Skin appearance may be an early sign of diseases such as diabetes, osteoporosis or lack of vitamins.
That is why it is very important to study the skin's appearance as often as we can, because skin is a true thermometer of general health.
A study that included 114 menopausal women highlighted the fact that deep wrinkles on the face or neck may indicate an increased risk of bone fractures.
Explanation: Women with such wrinkles are more prone to lower oily density at the hips and spine.
Estrogen stimulates the production of collagen, a protein that both skin and bones need to maintain their density. "That's why the drop in estrogen leads to loss of skin elasticity and wrinkles," says Dr. Ronald Young.
Wrinkle deepening is a sign that the body produces too little collagen, which means that bone density is low.
If you notice thick and dark spots in the throat, your thighs on the abdomen, you should measure your blood sugar. These spots, called nigricans acanthosis, could be caused by obesity or diabetes, according to dermatologist Janet Lin.
"Stains can smell bad or itch, but most people only complain about the appearance of the skin," adds Dr. Lin.

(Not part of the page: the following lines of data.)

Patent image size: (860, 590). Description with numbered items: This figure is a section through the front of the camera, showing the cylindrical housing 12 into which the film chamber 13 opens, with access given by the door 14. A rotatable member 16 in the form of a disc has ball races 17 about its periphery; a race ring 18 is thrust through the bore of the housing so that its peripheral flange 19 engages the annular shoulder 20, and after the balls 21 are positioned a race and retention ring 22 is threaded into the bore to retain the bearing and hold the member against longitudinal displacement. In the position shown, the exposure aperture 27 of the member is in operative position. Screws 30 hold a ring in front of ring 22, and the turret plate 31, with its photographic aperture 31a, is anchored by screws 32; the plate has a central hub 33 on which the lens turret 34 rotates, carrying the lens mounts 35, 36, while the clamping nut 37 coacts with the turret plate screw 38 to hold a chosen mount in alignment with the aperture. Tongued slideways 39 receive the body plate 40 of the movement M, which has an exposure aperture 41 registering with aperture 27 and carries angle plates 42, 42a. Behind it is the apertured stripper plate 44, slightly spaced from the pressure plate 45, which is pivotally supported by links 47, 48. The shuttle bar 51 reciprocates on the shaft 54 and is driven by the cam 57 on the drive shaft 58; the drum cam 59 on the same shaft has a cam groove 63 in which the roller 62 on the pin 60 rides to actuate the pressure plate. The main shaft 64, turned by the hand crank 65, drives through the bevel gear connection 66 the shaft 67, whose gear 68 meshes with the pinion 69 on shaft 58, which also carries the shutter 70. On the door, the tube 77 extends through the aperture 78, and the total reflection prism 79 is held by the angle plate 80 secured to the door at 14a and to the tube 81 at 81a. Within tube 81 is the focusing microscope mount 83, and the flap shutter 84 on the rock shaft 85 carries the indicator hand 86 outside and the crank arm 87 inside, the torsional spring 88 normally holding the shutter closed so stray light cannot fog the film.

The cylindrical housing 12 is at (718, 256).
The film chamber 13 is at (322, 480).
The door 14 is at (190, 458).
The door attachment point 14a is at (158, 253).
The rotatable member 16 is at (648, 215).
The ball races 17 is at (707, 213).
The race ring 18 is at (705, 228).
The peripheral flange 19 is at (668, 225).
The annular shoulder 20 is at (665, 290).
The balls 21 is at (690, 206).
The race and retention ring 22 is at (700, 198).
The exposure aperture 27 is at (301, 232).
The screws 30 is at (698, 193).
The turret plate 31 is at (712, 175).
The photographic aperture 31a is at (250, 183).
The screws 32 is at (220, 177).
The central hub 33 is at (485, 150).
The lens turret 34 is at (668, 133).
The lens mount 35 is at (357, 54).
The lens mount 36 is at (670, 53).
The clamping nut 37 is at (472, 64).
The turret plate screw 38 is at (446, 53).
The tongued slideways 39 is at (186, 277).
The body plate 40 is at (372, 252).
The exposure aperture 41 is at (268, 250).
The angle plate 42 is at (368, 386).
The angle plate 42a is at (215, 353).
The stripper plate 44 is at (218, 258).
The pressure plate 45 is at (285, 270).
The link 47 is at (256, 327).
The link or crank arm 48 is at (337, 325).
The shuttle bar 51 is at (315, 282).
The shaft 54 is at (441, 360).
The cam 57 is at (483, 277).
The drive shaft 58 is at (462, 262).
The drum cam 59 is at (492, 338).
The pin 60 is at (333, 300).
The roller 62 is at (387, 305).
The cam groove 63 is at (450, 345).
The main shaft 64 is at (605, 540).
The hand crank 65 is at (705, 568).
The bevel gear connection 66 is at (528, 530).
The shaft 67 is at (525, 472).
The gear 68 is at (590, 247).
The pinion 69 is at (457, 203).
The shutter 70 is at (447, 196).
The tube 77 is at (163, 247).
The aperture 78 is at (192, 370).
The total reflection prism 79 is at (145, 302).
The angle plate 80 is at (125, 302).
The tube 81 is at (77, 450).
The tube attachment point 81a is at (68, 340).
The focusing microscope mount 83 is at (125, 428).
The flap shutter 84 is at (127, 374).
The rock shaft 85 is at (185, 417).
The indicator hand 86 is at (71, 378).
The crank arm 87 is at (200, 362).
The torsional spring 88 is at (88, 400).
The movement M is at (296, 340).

The thyroid, the small gland at the base of the neck secretes two types of hormones: T3 and T4 and plays a role in caloric metabolism and regresses body temperature and heart rate. Also, thyroid hormones interfere with digestive activity, act on the nervous system, in the genital system and are indispensable for the health of the skin, hair and nails.
The first signs that the thyroid does not work well – hypoactive or overactive – tend to appear primarily on the skin on the arms and fingers as an eruption. However, legs, scalp and throat may also be affected. Hypothyroidism could lead to hair loss and drying and dehumidification of the skin.
Lack of Omega 3 fatty acids
Omega 3 is part of a group of nutrients called lipids. These fats are essential in a balanced diet. They help the body produce cells and ensure good functioning of the nervous system. Lipids are also the most important energy sources of the body and are divided into three groups: saturated, monounsaturated and polyunsaturated.
Drying, skin exfoliation or dandruff are the signals our skin transmits when it needs omega3.
Natural Omega 3 sources:
– Fatty fish: herring, salmon, mackerel, sardines, tuna;
– Vegetable sources: flax seed, hemp seed oil, nuts, beans, canola oil, soybean oil, spinach.